7. Routine methods for Western medicine to treat gastritis

  Common methods for Western medicine to treat gastritis include:

  (1) Eradication of Helicobacter Pylori

  Although there is currently a lack of unified opinion on whether helicobacter pylori-induced chronic gastritis should be routinely eradicated, successful eradication of helicobacter pylori can improve the histology of the gastric mucosa, prevent peptic ulcers, and possibly reduce the risk of gastric cancer. In some patients, dyspepsia symptoms can also be improved. The consensus of Chinese chronic gastritis suggests that eradication of helicobacter pylori is particularly suitable for: ① Patients with gastric mucosal erosion, atrophy, intestinal metaplasia, and atypical hyperplasia; ② Patients with dyspepsia symptoms; ③ Patients with a family history of gastric cancer.
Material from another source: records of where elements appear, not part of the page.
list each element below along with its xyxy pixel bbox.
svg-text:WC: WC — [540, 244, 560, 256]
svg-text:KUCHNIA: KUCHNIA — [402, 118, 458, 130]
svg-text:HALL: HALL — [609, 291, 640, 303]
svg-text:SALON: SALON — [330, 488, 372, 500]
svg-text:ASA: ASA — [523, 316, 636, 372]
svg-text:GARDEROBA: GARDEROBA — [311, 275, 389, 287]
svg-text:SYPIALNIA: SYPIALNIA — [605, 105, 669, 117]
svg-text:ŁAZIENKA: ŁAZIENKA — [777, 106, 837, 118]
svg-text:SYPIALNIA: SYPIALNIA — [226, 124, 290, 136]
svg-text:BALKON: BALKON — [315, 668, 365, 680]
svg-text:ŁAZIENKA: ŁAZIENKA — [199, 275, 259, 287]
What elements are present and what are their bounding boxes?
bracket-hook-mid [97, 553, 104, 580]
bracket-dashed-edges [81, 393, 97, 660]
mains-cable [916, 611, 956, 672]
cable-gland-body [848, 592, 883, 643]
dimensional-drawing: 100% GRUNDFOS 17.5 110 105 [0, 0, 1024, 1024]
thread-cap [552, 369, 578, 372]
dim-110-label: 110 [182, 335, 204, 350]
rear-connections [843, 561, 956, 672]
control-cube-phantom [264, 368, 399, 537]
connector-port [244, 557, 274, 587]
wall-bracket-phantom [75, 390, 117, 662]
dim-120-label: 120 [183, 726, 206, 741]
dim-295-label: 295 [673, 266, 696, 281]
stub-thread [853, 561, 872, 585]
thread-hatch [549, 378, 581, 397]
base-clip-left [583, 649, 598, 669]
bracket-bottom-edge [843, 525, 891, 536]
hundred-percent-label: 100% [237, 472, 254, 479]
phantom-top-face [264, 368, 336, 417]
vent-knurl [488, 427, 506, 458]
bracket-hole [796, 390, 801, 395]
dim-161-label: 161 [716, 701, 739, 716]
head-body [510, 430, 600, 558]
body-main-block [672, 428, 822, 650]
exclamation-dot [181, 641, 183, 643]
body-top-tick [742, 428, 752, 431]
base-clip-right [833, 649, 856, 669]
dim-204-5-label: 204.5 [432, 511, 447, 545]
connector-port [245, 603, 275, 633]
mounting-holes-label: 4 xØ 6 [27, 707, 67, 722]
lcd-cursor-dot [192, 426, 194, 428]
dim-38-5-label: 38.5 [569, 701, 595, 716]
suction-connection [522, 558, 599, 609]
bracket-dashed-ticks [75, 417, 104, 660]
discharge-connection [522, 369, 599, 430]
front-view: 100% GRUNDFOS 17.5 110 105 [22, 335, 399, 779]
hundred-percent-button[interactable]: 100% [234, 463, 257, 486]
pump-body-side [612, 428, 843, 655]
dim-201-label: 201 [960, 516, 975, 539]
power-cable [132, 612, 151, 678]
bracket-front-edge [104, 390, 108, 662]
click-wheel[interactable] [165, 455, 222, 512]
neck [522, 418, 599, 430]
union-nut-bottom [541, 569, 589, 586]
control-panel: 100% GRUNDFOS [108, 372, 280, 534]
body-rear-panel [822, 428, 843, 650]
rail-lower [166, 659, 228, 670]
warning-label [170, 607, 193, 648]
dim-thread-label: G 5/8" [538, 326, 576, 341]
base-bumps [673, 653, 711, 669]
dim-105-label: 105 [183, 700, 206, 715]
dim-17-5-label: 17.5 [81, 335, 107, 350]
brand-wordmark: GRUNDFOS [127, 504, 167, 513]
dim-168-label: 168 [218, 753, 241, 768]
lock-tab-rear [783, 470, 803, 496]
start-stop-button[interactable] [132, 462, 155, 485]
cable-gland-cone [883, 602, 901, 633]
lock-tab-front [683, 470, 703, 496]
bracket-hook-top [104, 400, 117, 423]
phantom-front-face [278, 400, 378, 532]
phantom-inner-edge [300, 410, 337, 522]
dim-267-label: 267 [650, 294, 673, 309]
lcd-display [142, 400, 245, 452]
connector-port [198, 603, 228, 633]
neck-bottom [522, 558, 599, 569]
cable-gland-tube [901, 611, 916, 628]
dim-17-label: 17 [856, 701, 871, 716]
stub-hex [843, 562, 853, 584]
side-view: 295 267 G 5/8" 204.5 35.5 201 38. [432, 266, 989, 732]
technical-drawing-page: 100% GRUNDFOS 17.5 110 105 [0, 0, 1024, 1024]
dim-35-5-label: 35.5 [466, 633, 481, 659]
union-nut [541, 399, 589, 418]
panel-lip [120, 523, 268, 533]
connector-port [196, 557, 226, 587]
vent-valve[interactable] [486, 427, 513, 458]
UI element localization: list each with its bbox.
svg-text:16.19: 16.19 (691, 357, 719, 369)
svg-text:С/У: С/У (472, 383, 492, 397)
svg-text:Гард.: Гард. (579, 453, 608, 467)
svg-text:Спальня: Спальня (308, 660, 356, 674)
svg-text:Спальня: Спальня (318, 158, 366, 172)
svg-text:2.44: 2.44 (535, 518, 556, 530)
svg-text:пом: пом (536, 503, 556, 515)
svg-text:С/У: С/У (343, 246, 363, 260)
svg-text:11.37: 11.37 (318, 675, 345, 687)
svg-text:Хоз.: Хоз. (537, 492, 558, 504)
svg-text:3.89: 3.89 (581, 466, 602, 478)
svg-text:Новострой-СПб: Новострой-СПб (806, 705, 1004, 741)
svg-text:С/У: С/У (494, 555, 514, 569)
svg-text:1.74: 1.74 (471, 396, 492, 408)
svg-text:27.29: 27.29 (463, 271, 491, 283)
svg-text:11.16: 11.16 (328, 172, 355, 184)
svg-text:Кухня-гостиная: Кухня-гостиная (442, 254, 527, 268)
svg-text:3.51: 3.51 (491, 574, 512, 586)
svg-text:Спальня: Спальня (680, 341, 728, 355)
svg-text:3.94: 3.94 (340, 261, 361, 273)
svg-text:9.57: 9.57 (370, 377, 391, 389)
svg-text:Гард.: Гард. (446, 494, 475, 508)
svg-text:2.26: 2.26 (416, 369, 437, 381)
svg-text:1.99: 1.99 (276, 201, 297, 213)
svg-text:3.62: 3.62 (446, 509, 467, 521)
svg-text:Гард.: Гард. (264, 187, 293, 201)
  (2) Treatment for Improving Dyspepsia Symptoms

  For patients with dyspepsia symptoms accompanied by chronic gastritis, there is no clear relationship between the symptoms and chronic gastritis. Therefore, the symptom treatment in fact belongs to empirical treatment for functional dyspepsia. Acid-suppressing or antacid drugs, gastrointestinal motility drugs, and gastric mucosal protective drugs can all be tried. In addition to the therapeutic effects on symptoms, these drugs may also have certain effects on the repair of gastric mucosal epithelium and inflammation.

  (3) Treatment of Autoimmune Gastritis

  There is currently no specific treatment, and anemia can be corrected after the injection of vitamin B12 when there is malignant anemia.

  (4) Treatment of Atypical Hyperplasia

  Atypical hyperplasia is a precancerous lesion of gastric cancer and should be highly valued. In addition to the above active treatment for mild atypical hyperplasia, the key is regular follow-up. For confirmed severe atypical hyperplasia, prophylactic surgery is recommended, and endoscopic submucosal resection of the gastric mucosa is commonly used at present.